While the economy gains speed, workforce managers are feeling the pinch of a tightening talent market. A recent Corporate Executive Board study showed the average number of applications received per position fell to 118 from 187 one year earlier. Of those applications, respondents to the study said just one-third met the basic requirements for the position they were applying for.
Late last year, a survey of C-Level executives around the world by Lloyd’s of London ranked talent and skills shortages as the second-largest risk to their business. In 2009, talent worries were ranked as just the 22nd largest concern.
“The scales of the labor market have clearly shifted over the last six-to-twelve months, and now we are seeing that accelerating in the professional ranks,” says Rob Romaine, president of MRINetwork. “Top talent is no longer looking at a stable job and saying, ‘I’m happy to at least have that.’ Rather, they are opening up when recruiters call and are starting to explore what will really make them happy—financially or otherwise.”
Since early in 2010, the number of people who voluntarily left a position each month has been steadily rising to nearly 2 million, up more than 30 percent from its lows. “Having employees more interested in pursuing new opportunities is a double-edged sword for organizations,” says Romaine. “It’s going to be hard not to lose some top performers, as they will likely have the most opportunities presented to them. But while the field of top performers who are actively applying for positions is still very low, the numbers who are open to recruiting calls now is above average.”
During the years of tough economic times, the fear of the unknown was enough to keep many top performers in place.

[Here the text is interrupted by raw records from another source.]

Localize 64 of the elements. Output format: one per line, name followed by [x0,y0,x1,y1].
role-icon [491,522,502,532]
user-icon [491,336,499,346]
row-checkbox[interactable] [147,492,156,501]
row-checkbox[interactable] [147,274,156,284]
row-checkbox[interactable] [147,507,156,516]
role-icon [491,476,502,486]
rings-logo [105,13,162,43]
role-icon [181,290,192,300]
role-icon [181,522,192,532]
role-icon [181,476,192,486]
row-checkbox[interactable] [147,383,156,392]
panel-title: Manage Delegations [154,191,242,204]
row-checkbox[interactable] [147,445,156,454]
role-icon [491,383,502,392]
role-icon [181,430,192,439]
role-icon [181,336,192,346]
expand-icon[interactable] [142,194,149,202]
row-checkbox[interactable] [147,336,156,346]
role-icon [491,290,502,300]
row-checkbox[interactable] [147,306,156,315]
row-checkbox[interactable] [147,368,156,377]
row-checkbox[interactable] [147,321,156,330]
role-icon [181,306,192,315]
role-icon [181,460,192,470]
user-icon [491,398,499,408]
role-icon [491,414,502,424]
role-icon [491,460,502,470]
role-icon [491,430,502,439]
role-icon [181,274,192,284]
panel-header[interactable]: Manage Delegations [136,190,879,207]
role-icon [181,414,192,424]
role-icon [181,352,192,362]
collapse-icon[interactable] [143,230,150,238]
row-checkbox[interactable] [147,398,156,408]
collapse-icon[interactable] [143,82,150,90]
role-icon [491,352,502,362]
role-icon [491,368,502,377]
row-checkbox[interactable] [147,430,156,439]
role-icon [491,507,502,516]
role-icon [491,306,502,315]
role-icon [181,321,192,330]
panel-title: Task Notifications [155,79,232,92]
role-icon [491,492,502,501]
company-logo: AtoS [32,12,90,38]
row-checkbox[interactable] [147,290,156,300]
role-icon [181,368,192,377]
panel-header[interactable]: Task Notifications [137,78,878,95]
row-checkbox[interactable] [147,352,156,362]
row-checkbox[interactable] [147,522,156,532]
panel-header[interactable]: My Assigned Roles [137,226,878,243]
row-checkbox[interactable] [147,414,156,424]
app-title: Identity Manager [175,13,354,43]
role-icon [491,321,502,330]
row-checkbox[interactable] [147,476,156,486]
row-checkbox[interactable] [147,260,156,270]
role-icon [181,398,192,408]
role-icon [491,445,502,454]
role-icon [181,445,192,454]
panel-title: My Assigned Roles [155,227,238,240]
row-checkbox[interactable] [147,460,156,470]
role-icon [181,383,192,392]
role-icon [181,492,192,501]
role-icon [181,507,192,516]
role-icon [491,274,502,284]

Although recent positive employment and economic news has not removed the possibility of another slowdown, it has given the workforce enough confidence to accept the risk associated with changing jobs.

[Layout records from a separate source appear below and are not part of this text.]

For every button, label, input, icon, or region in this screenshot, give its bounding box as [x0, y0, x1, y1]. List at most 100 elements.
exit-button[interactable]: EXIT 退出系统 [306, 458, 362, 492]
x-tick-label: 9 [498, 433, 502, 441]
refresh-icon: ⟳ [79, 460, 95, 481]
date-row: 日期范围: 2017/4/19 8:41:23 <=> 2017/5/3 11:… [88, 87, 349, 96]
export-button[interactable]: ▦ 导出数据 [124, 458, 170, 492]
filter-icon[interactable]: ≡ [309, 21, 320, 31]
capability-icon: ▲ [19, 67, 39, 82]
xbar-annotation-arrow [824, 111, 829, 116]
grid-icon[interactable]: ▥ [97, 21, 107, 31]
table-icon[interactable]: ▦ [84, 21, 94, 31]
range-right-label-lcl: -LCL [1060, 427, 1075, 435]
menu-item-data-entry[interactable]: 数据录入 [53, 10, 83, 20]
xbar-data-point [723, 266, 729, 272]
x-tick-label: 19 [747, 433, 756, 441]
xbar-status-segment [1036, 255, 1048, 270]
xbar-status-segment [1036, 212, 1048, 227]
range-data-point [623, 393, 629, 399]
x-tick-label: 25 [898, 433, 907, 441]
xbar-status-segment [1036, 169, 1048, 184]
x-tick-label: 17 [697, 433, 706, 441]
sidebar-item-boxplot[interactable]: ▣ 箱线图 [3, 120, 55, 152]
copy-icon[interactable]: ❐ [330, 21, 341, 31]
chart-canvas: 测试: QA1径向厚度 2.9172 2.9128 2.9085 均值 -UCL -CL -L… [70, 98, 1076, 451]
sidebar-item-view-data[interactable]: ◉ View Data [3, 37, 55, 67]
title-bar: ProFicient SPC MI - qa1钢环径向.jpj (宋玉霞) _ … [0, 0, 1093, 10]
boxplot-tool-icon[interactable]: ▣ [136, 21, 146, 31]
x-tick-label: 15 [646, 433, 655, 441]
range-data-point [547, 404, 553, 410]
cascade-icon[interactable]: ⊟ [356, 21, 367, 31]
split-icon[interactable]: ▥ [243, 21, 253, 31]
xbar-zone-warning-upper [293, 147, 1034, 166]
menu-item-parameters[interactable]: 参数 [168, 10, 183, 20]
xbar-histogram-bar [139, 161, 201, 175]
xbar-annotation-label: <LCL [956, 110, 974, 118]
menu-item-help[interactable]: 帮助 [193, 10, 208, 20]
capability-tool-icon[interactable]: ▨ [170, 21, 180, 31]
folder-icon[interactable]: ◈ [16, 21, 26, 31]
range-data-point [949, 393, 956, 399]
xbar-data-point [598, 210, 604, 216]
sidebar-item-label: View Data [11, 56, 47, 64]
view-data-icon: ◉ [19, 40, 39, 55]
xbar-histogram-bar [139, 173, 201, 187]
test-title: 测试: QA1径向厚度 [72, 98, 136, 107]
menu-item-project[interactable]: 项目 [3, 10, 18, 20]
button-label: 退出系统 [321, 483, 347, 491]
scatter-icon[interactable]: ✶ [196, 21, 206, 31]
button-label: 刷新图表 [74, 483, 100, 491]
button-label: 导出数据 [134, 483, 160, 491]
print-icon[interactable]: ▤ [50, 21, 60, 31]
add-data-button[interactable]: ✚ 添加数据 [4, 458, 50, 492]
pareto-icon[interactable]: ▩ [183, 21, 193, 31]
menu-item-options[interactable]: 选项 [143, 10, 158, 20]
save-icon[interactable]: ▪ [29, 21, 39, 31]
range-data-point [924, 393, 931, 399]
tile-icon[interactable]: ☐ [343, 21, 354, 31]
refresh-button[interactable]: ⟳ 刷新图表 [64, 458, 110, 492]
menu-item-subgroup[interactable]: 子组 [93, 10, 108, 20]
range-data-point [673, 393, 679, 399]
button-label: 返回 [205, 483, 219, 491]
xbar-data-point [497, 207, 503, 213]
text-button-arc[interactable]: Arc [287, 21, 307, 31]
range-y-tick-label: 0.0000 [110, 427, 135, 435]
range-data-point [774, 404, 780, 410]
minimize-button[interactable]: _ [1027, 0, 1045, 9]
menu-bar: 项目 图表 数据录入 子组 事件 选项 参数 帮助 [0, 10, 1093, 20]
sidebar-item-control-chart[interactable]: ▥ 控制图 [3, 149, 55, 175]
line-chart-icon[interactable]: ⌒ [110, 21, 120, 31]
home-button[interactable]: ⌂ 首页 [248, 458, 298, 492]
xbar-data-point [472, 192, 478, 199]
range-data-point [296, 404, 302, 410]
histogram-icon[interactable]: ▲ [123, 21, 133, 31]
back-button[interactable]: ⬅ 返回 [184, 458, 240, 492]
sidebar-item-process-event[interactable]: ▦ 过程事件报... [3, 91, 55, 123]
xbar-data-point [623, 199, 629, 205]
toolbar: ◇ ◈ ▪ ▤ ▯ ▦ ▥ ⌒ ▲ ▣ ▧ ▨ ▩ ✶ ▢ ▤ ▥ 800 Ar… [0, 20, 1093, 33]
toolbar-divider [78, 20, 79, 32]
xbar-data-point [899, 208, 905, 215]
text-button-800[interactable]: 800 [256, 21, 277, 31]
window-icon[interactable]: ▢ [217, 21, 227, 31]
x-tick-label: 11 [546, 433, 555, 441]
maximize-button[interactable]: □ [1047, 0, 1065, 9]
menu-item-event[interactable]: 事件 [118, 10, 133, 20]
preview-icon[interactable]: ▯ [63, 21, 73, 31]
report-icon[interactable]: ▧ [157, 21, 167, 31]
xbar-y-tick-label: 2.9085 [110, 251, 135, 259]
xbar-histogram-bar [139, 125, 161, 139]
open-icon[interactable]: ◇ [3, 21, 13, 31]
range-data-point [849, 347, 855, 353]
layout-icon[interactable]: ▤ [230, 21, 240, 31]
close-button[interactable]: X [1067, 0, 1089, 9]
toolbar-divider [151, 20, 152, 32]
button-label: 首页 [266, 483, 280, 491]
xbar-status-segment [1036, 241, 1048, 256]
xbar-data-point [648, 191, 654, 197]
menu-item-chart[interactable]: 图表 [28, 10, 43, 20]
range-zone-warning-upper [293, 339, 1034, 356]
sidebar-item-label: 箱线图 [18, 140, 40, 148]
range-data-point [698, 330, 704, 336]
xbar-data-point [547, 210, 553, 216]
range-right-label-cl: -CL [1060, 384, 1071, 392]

“The economy will continue to be in a fragile place for much of the near future, with profit margins closely guarded and customers highly cost-conscious. Losing key staff or having continuity-of-services issues in this stage of a recovery will be damaging,” notes Romaine. “On the other hand, the worst possible outcome of bringing in top talent right now is that they will take pressure off existing staff, decrease turnover, and put a company in a powerful position to capture market share.”